LingVo.club
Nível
Redes sociais, desinformação e riscos reais — Nível B2 — a group of different social media logos

Redes sociais, desinformação e riscos reaisCEFR B2

10/11/2025

Nível B2 – Intermediário-avançado
7 min
366 palavras

As redes sociais hoje combinam benefícios claros com riscos significativos. Para muitas pessoas marginalizadas, as plataformas são fonte de apoio e mobilização; contudo, o mesmo ecossistema pode amplificar discurso de ódio, desinformação e efeitos nocivos no mundo real. Em janeiro de 2025 Mark Zuckerberg anunciou que a Meta encerraria o seu programa de verificação de fatos por terceiros e adotaria o modelo Community Notes usado no X. A empresa também informou que interromperia algumas políticas de proteção a usuários LGBTQ+. A International Fact-Checking Network descreveu o fim do programa de nove anos como "um retrocesso" e o Alto Comissário Volker Türk alertou para consequências reais do ódio online.

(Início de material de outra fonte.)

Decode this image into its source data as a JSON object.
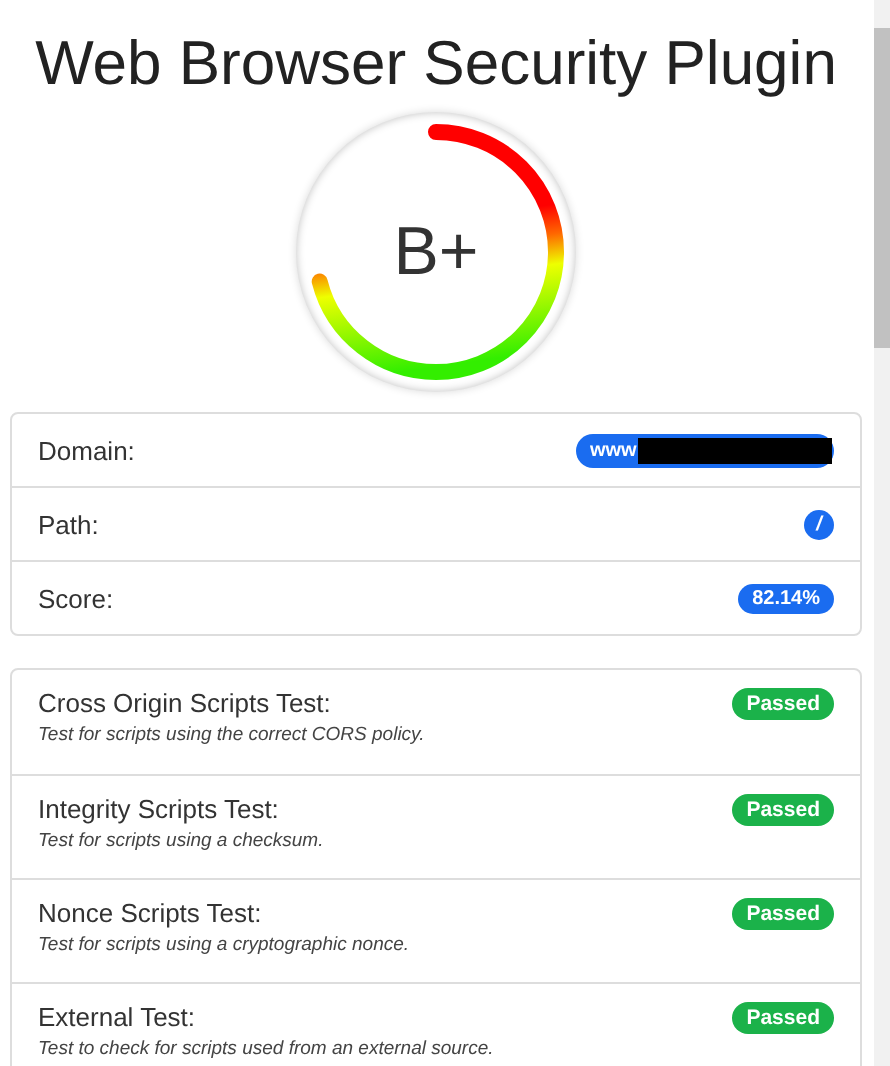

Estudos sobre design de produto mostram que mecanismos que privilegiam engajamento — viralidade, recomendações e otimização — podem favorecer a difusão de conteúdo nocivo. Um trabalho constatou que os 15% de usuários mais habituais do Facebook foram responsáveis por 37% das manchetes falsas estudadas. Relatórios vazados de 2019 e pesquisas subsequentes indicam que algoritmos decidem o que as pessoas veem e são difíceis de corrigir; esclarecimentos raramente alcançam a mesma atenção das falsidades iniciais.

Sistemas de recomendação foram ligados à radicalização: um estudo de 2021 apontou que o algoritmo do TikTok podia levar de vídeos transfóbicos a conteúdos violentos da extrema direita. O YouTube foi descrito como "um motor de radicalização", e problemas foram notados até no YouTube Kids. Antes das eleições alemãs em 2025, pesquisadores observaram feeds inclinados à direita, especialmente no TikTok.

A IA generativa acrescenta novos desafios. Nas eleições de 2024 na Indonésia surgiram avatares digitais gerados por IA, e o ex-candidato Prabowo Subianto usou um amplamente. Um relatório de 2023 da Freedom House advertiu que atores de desinformação estão a usar imagens, áudio e texto gerados por IA, tornando a verdade mais fácil de distorcer e mais difícil de discernir. Na Venezuela, mensagens pró-governo geradas por IA convivem com ameaças a jornalistas e com páginas pequenas ou humorísticas, como "Shrimp Jesus", que podem corroer a confiança e alimentar corretores de dados, com consequências reais para golpes e operações de influência. No fim, o equilíbrio entre poder e risco depende de escolhas de design, das estruturas de poder e de quem controla as ferramentas.

Palavras difíceis

  • marginalizadopessoas excluídas ou com pouca influência social
    marginalizadas
  • mobilizaçãoação coletiva para reivindicar apoio ou mudança
  • desinformaçãoinformação falsa usada para enganar pessoas
  • verificaçãochecagem da verdade de uma informação
  • retrocessoavanço negativo; perda de progresso anterior
  • engajamentointeresse e participação dos usuários numa plataforma
  • algoritmoconjunto de regras que decide conteúdos mostrados
    algoritmos
  • radicalizaçãoprocesso de adoção de ideias extremas e violentas
  • generativocapaz de criar imagens, áudio ou texto novo
    generativa
  • avatarrepresentação digital de uma pessoa ou personagem
    avatares

Dica: passe o mouse, foque ou toque nas palavras destacadas no artigo para ver definições rápidas enquanto lê ou ouve.

Perguntas para discussão

  • Que escolhas de design de plataformas poderiam reduzir os riscos descritos no texto? Dê exemplos e explique.
  • Como o uso de IA generativa pode afetar a confiança nas notícias e nas instituições, segundo o artigo?
  • De que forma algoritmos e estruturas de poder influenciam quem controla as ferramentas e os riscos online?